Önce adını doğru koyalım, biz aslında sadece dershaneleri konuşmuyoruz. O konu üzerinden, Ak Parti ile Gülen
Cemaati arasındaki gerilimi tartışıyoruz.
Ama tartışma hangi alanda yürüyorsa, o alanda da konuşmak zorundasınız.
**
Dershanelerle ilgili fikirlerimi daha önce yazmıştım: (Dershaneye değil ‘ders’e bak!)
Serbest piyasa ekonomisinin geçerli olduğu bir açık toplumda, bir kurumun ihtiyaç olup olmadığına ilişkin kararı, ona
yönelik talep belirler. Bugünkü eğitim sistemi ilkel, kötü ve verimsiz olduğundan dershaneye ihtiyaç duyulmaktadır ve bu
sorun yasakla ortadan kaldırılamayacağı için, ona ihtiyaç sürdükçe dershaneler de var olacaktır; legal veya illegal.
Dershaneleri özel okula dönüşmeleri için teşvik etmeyi öngören bir düzenleme, sadece teşvikten ibaret olduğu ölçüde
kabul edilebilir; ama her halükarda dönüşmek istemeyenin varlığını korumasının mümkün olması kaydıyla.
Bülent Arınç’ın açıklaması kaygıları bir ölçüde gidermesi bakımından önemliydi. Şimdi yapılması gereken, konuyu
makul bir zeminde yeniden ele almak olmalı.
**
Asıl meseleye gelince…
Türkiye’de vesayet rejiminin geriletilmesi kolektif bir mücadelenin ürünüydü. Sağdan, soldan, İslami kesimden,
azınlıklardan sivil ve demokrat duyarlılığı olanlar, beraberce gerilettiler “bürokratik oligarşi”nin barikatını.
Ama vesayet rejimi henüz bitmedi.
Şimdi müesses nizam, girdiği her mücadeleyi kaybettiği bir siyasi liderlikle karşı karşıya olduğunu artık anlamış ve
kendisini beklemeye almış durumda.

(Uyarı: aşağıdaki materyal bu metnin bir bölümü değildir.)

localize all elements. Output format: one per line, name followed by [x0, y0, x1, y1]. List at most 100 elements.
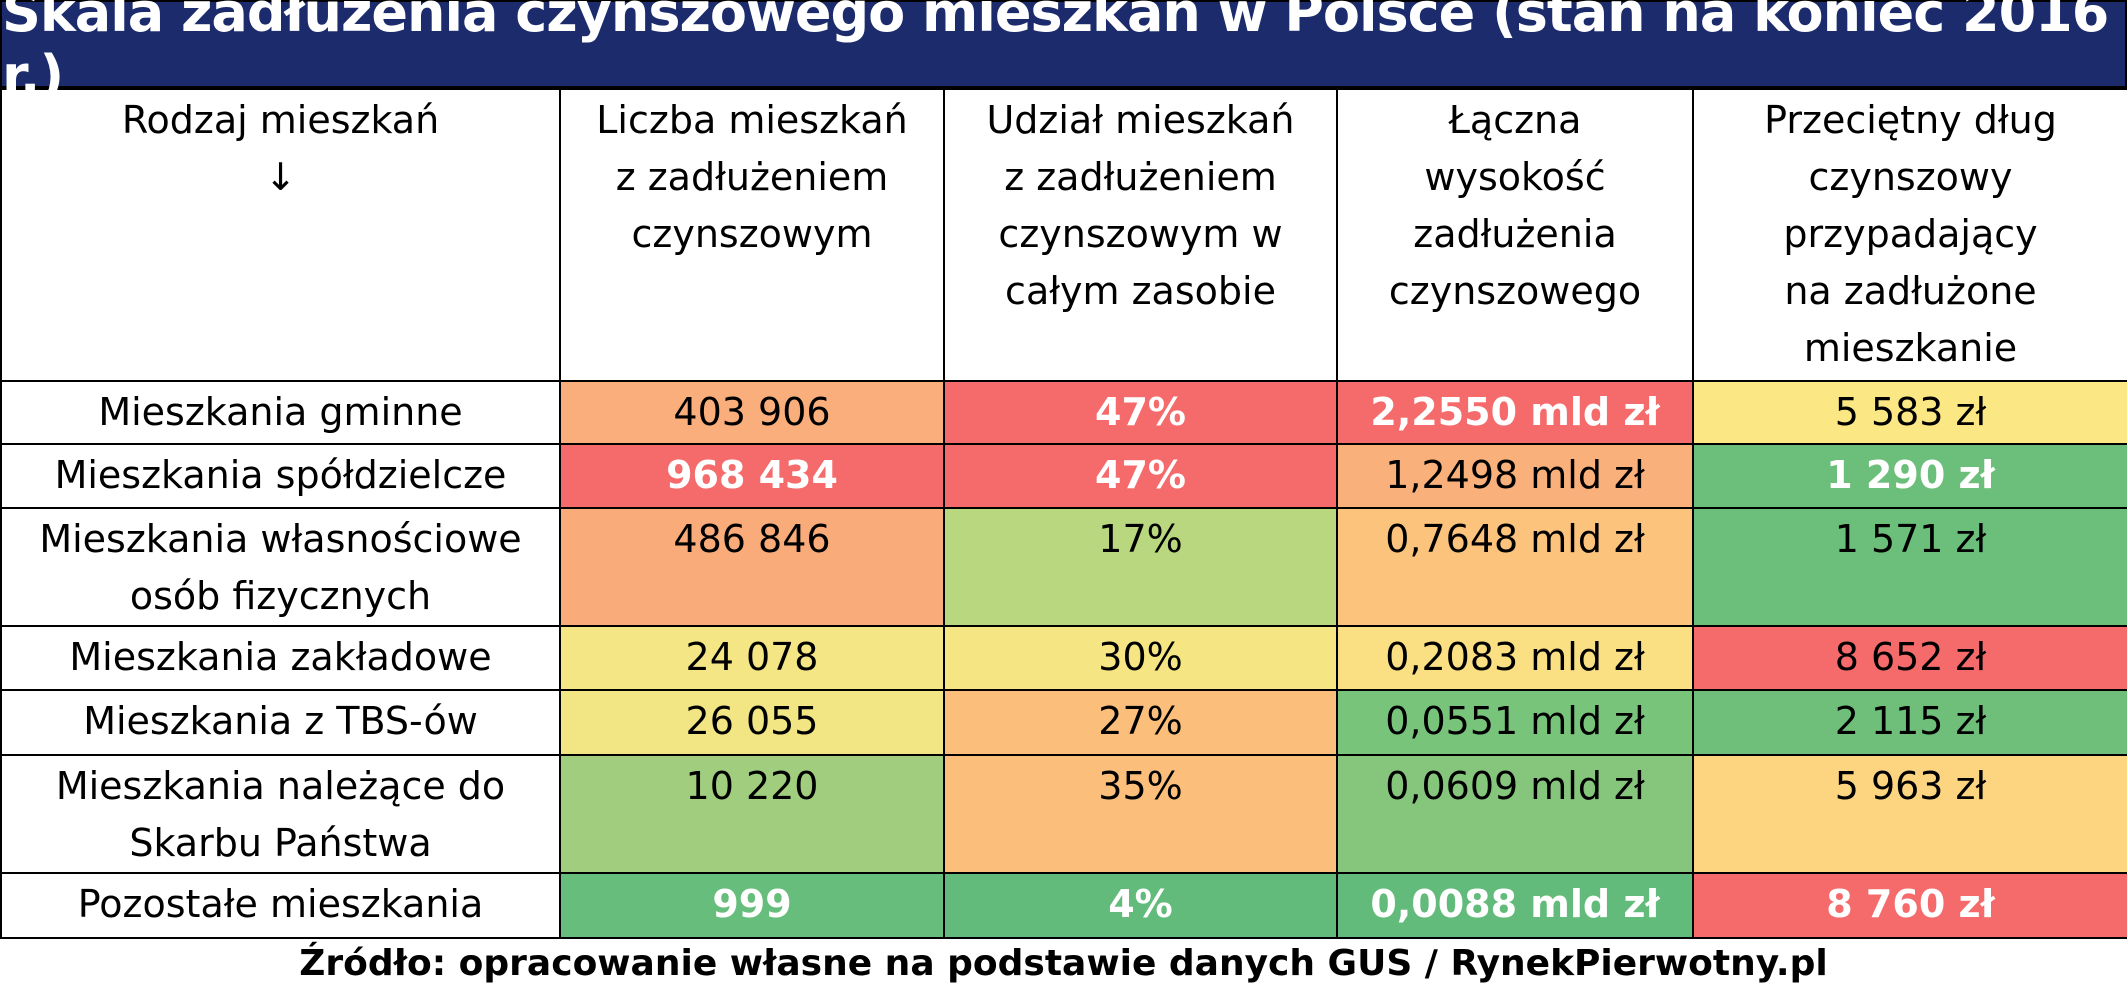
- value-text: 30%: [1098, 635, 1183, 679]
- value-cell: 1 290 zł: [1692, 443, 2127, 509]
- row-label: Mieszkania gminne: [0, 380, 561, 445]
- value-cell: 10 220: [559, 754, 945, 874]
- value-text: 10 220: [685, 764, 819, 808]
- header-line: Przeciętny dług: [1764, 98, 2057, 142]
- value-text: 0,0609 mld zł: [1385, 764, 1645, 808]
- row-label: Mieszkania należące do Skarbu Państwa: [0, 754, 561, 874]
- value-cell: 0,2083 mld zł: [1336, 625, 1694, 691]
- value-cell: 5 963 zł: [1692, 754, 2127, 874]
- header-line: całym zasobie: [1005, 269, 1276, 313]
- value-cell: 2,2550 mld zł: [1336, 380, 1694, 445]
- header-line: Rodzaj mieszkań: [121, 98, 440, 142]
- value-cell: 47%: [943, 380, 1338, 445]
- value-text: 8 760 zł: [1826, 882, 1995, 926]
- data-row: Mieszkania zakładowe 24 078 30% 0,2083 mld …: [0, 625, 2127, 691]
- header-line: czynszowego: [1388, 269, 1642, 313]
- row-label-line: Mieszkania gminne: [98, 390, 463, 434]
- header-line: z zadłużeniem: [615, 155, 889, 199]
- data-row: Mieszkania gminne 403 906 47% 2,2550 mld zł…: [0, 380, 2127, 445]
- value-text: 8 652 zł: [1834, 635, 1987, 679]
- value-cell: 486 846: [559, 507, 945, 627]
- value-cell: 24 078: [559, 625, 945, 691]
- value-text: 26 055: [685, 699, 819, 743]
- debt-table: Rodzaj mieszkań ↓ Liczba mieszkań z zadłuże…: [0, 88, 2127, 939]
- value-cell: 968 434: [559, 443, 945, 509]
- value-text: 999: [712, 882, 792, 926]
- value-text: 1 290 zł: [1826, 453, 1995, 497]
- row-label: Mieszkania spółdzielcze: [0, 443, 561, 509]
- header-cell: Liczba mieszkań z zadłużeniem czynszowym: [559, 88, 945, 382]
- header-line: przypadający: [1783, 212, 2038, 256]
- value-text: 17%: [1098, 517, 1183, 561]
- row-label: Pozostałe mieszkania: [0, 872, 561, 939]
- data-row: Pozostałe mieszkania 999 4% 0,0088 mld zł 8 …: [0, 872, 2127, 939]
- header-line: zadłużenia: [1413, 212, 1617, 256]
- value-text: 0,2083 mld zł: [1385, 635, 1645, 679]
- header-line: czynszowym w: [998, 212, 1283, 256]
- data-row: Mieszkania z TBS-ów 26 055 27% 0,0551 mld z…: [0, 689, 2127, 756]
- row-label-line: Mieszkania z TBS-ów: [83, 699, 478, 743]
- row-label-line: Pozostałe mieszkania: [77, 882, 484, 926]
- row-label-line: Mieszkania spółdzielcze: [54, 453, 507, 497]
- row-label-line: Skarbu Państwa: [129, 821, 432, 865]
- value-text: 5 963 zł: [1834, 764, 1987, 808]
- value-cell: 27%: [943, 689, 1338, 756]
- value-text: 2 115 zł: [1834, 699, 1987, 743]
- data-row: Mieszkania spółdzielcze 968 434 47% 1,2498 …: [0, 443, 2127, 509]
- value-text: 968 434: [666, 453, 838, 497]
- value-text: 24 078: [685, 635, 819, 679]
- value-text: 0,7648 mld zł: [1385, 517, 1645, 561]
- row-label: Mieszkania własnościowe osób fizycznych: [0, 507, 561, 627]
- data-row: Mieszkania własnościowe osób fizycznych 48…: [0, 507, 2127, 627]
- value-cell: 0,0088 mld zł: [1336, 872, 1694, 939]
- value-cell: 47%: [943, 443, 1338, 509]
- value-text: 27%: [1098, 699, 1183, 743]
- value-cell: 8 760 zł: [1692, 872, 2127, 939]
- value-text: 1 571 zł: [1834, 517, 1987, 561]
- source-note: Źródło: opracowanie własne na podstawie …: [299, 943, 1828, 984]
- value-cell: 30%: [943, 625, 1338, 691]
- row-label-line: Mieszkania własnościowe: [39, 517, 522, 561]
- value-cell: 0,0551 mld zł: [1336, 689, 1694, 756]
- value-text: 2,2550 mld zł: [1370, 390, 1660, 434]
- header-line: czynszowym: [631, 212, 873, 256]
- header-line: Udział mieszkań: [986, 98, 1295, 142]
- header-line: wysokość: [1424, 155, 1606, 199]
- header-line: Liczba mieszkań: [596, 98, 908, 142]
- header-line: czynszowy: [1808, 155, 2013, 199]
- value-cell: 403 906: [559, 380, 945, 445]
- row-label: Mieszkania zakładowe: [0, 625, 561, 691]
- data-row: Mieszkania należące do Skarbu Państwa 10 2…: [0, 754, 2127, 874]
- header-cell: Rodzaj mieszkań ↓: [0, 88, 561, 382]
- header-line: Łączna: [1448, 98, 1582, 142]
- value-cell: 0,0609 mld zł: [1336, 754, 1694, 874]
- value-cell: 8 652 zł: [1692, 625, 2127, 691]
- value-text: 403 906: [673, 390, 831, 434]
- value-cell: 4%: [943, 872, 1338, 939]
- row-label-line: Mieszkania zakładowe: [69, 635, 492, 679]
- title: Skala zadłużenia czynszowego mieszkań w …: [0, 0, 2127, 107]
- row-label-line: osób fizycznych: [129, 574, 432, 618]
- value-text: 4%: [1108, 882, 1173, 926]
- value-cell: 5 583 zł: [1692, 380, 2127, 445]
- value-cell: 2 115 zł: [1692, 689, 2127, 756]
- header-cell: Udział mieszkań z zadłużeniem czynszowym w…: [943, 88, 1338, 382]
- header-line: mieszkanie: [1803, 326, 2018, 370]
- value-cell: 35%: [943, 754, 1338, 874]
- value-text: 486 846: [673, 517, 831, 561]
- value-cell: 26 055: [559, 689, 945, 756]
- header-line: ↓: [264, 155, 297, 199]
- header-cell: Łączna wysokość zadłużenia czynszowego: [1336, 88, 1694, 382]
- row-label-line: Mieszkania należące do: [55, 764, 506, 808]
- value-cell: 17%: [943, 507, 1338, 627]
- header-line: na zadłużone: [1784, 269, 2037, 313]
- value-text: 1,2498 mld zł: [1385, 453, 1645, 497]
- header-line: z zadłużeniem: [1004, 155, 1277, 199]
- header-cell: Przeciętny dług czynszowy przypadający na z…: [1692, 88, 2127, 382]
- value-text: 47%: [1095, 453, 1186, 497]
- value-cell: 1,2498 mld zł: [1336, 443, 1694, 509]
- value-cell: 999: [559, 872, 945, 939]
- value-cell: 1 571 zł: [1692, 507, 2127, 627]
- value-cell: 0,7648 mld zł: [1336, 507, 1694, 627]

O yeniden tırnaklarını çıkarmadan onu tasfiye etmek, oligarşiden demokrasiye
geçişi tamamlamak zorundayız.
Ondan önce demokratik koalisyona zarar verecek her eylem hayati bir hata olacaktır.
Bana kim kulak verir bilmem. Yaşadığımız muazzam değişim ve dönüşümle mütenasip olmayan akıl dışı bir dizi
gerilimi yaşıyoruz şu sıralar ve revaçta olan da kılıç kalkan ekipleri.
Ve bu zamansız sağduyu kaybı, yüzyıllık demokratikleşme umudunu riske ediyor.
**
“Birlikte kazanmışlardı, birlikte kaybediyorlar” diyordu Ruşen Çakır. Bu aslında bütün demokrasi güçleri veya sivil
koalisyon için geçerli.
Hükümet, yeniden kuşatıcı bir perspektif ve dille, travmatik bir toplumda siyaset yaptığını hiç unutmadan ve bu korkuları
depreştirecek tartışmalar açmadan, eski demokratik koalisyonu restore edecek biçimde, reformlara aralıksız devam
etmeli.
Mesele bundan ibaret değil elbette. Siyasetin bir “değer paylaşımı” anlamına geldiğinin, bunun da her zaman bir
gerilimi ifade ettiğinin ve yaşananların bununla ilgili bir boyutunun da olduğunun farkındayım.